Lumbering has been carried on in Alabama since about 1830, but until the 20th century no effort was made to plan for a continued yield through selective cutting and reforestation. After 1930 the production of wood products expanded rapidly, and pine forests now supply the greater part of Alabama’s lumber, as well as valuable quantities of turpentine, tar, and rosin. Even scrub timber, once regarded as useless, is in demand for wood pulp, and many farmers sell such pulpwood to supplement their income.

Mineral resources have given Alabama a commanding lead among the Southern states in the production of iron and steel. Within a radius of about 25 km (about 15 mi) of the city of Birmingham are found deposits of the three basic raw materials required for steel production: iron ore, limestone, and bituminous coal. By the late 1970s, however, no iron ore was being mined in Alabama, and that used in the steel industry came from outside the state.

Natural gas is Alabama’s most valuable mineral, generating more than one-half of the state’s income from fossil fuels. Large deposits of bituminous coal are found in the northwestern section of the state, while deposits of lower-grade lignite are scattered around the coastal plain. Most of the coal extracted comes from underground mines, some of which are among the deepest in the United States. Tuscaloosa, Walker, and Jefferson are the leading coal-producing counties. Also important is petroleum, which along with natural gas comes mostly from wells in the southwestern counties of Mobile and Choctaw.

By value, principal nonfuel minerals produced in Alabama are cement, crushed and broken stone, lime, and sand and gravel. The state ranks fourth in the nation in lime production, while it is first in common clays and second in kaolin, a high-fire clay. Some of the world’s finest-grained marble is found in the Sylacauga area.

Manufacturing contributes more to personal income and more to the gross state product than any other economic sector in Alabama. In terms of the value added by manufacture, the leading industry in the state in 1996 was the manufacture of paper and associated products, with the leading employers in the sector being paper and pulp mills, producers of sanitary paper products, and firms making corrugated boxes. Other leading industries were chemical manufacturers, including those making chemicals for agriculture and other industries, organic fibers, and paints; primary metal manufacturers, including iron foundries, blast furnaces, and steel mills; firms making aluminum sheets and plates, and copper rolling mills; and textile mills, making woven cloths and yarns. Industries also employing a large number of Alabama residents are meatpackers; manufacturers of men’s and boys’ apparel; makers of vehicle tires; producers of motor vehicle parts; and lumber mills.
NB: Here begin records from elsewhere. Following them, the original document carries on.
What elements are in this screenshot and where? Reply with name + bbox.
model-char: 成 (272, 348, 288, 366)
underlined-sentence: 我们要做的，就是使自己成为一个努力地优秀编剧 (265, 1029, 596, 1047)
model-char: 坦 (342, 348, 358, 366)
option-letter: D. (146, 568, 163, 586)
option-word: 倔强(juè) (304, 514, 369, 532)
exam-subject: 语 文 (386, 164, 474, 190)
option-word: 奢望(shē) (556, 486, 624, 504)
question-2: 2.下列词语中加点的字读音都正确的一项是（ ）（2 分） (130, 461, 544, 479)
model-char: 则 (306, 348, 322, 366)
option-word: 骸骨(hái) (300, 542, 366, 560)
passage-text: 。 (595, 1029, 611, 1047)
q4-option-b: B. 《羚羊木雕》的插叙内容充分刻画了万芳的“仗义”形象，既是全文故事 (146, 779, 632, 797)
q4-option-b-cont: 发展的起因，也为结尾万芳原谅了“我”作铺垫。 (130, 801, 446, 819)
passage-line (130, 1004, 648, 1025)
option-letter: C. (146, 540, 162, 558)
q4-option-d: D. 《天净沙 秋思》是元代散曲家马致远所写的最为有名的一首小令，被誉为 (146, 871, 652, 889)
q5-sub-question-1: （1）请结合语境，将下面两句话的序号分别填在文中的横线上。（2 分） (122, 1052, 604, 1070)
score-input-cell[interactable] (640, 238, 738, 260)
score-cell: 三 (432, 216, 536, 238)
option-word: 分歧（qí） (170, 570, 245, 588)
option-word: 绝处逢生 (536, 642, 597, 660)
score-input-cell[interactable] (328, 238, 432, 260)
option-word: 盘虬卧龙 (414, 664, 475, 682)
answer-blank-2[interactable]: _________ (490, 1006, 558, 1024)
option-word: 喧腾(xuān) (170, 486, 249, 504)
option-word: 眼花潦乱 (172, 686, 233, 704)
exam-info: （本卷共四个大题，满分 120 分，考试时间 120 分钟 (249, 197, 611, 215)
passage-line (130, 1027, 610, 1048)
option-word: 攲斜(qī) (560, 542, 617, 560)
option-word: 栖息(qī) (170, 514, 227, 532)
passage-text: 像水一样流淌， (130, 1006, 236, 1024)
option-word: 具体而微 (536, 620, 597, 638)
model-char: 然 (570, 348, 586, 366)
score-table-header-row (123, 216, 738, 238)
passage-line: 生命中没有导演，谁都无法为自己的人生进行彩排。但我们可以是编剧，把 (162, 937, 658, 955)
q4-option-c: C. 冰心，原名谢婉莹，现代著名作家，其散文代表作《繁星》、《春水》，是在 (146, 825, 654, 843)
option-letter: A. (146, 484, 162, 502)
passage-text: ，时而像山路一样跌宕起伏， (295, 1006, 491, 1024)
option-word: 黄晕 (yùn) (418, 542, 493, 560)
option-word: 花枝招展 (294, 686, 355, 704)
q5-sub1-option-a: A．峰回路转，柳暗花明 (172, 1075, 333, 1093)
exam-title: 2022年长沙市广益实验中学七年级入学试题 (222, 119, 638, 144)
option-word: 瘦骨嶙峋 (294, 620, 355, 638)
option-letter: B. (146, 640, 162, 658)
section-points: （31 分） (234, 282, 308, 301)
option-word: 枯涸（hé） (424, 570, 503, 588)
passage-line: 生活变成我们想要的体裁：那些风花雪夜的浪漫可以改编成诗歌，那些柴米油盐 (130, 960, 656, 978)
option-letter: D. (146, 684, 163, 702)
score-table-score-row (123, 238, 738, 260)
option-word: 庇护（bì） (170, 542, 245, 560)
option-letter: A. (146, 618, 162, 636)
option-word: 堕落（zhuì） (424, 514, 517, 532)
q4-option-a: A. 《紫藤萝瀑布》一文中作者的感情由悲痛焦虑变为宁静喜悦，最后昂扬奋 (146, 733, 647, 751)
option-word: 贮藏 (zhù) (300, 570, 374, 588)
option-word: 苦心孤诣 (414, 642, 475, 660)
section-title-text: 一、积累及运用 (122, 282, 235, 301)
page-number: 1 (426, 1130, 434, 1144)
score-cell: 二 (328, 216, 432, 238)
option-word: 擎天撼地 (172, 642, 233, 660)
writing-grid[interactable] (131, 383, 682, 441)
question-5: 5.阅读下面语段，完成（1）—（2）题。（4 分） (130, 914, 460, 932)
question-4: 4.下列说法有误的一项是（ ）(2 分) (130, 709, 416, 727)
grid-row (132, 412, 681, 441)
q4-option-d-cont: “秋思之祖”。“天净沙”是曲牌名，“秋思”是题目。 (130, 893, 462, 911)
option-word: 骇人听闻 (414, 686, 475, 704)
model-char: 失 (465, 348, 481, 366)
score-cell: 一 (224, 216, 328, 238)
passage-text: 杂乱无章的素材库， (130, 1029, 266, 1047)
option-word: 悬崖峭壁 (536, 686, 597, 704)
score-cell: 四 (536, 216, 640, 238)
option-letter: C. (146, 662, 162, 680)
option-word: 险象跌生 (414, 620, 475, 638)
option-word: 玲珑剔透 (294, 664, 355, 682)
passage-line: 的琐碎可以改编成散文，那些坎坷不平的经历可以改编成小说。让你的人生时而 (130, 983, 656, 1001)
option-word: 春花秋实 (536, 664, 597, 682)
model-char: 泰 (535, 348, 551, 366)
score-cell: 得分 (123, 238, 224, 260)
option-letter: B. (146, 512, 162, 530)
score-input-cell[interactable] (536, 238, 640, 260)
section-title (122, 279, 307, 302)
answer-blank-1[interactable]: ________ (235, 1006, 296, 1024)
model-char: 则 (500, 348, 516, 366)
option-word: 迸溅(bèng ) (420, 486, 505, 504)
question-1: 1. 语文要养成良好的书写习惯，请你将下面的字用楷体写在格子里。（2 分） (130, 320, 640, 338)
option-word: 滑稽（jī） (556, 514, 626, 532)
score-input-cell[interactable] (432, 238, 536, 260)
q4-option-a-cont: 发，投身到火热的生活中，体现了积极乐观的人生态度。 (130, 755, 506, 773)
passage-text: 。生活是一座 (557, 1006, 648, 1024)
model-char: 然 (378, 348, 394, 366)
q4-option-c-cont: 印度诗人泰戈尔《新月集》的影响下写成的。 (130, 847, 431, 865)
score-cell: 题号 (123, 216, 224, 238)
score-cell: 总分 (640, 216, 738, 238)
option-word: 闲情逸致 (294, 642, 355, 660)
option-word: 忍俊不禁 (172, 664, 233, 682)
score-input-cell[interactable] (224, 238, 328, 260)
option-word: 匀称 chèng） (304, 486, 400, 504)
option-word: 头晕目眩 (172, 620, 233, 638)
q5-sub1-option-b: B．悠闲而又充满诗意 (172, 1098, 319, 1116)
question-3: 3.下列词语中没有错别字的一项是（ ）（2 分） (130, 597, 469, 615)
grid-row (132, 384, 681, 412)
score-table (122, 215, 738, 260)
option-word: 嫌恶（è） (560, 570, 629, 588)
The Birmingham area accounts for a significant portion of the manufacturing income and employment in Alabama. The production of iron and steel and the fabrication of cast-iron pipe and of metal valves and fittings are the area’s leading industries. Beginning in the late 1970s, the area’s iron and steel industry, buffeted by national economic recessions and foreign competition, suffered a tremendous decline. Many steel mills were closed permanently, and thousands of workers lost their jobs. However, some of the decline in the iron and steel industry was offset by growth in the fabricated metals industry.

Huntsville has been the center for many developments in U.S. missile manufacturing. The United States Army’s Redstone Arsenal and the National Aeronautics and Space Administration’s George C. Marshall Space Flight Center are in the Huntsville area. Reduced government spending on aerospace activities in the 1970s led the city to seek economic diversity. By the early 1990s, Huntsville had attracted almost 100 new manufacturing firms, many of them engaged in high-technology areas such as computer electronics.

Mobile is an important center for the manufacture of paper products and chemicals. Its chemical industry produces fertilizer, paint, and varnish. Ship repair is also significant in the Mobile area.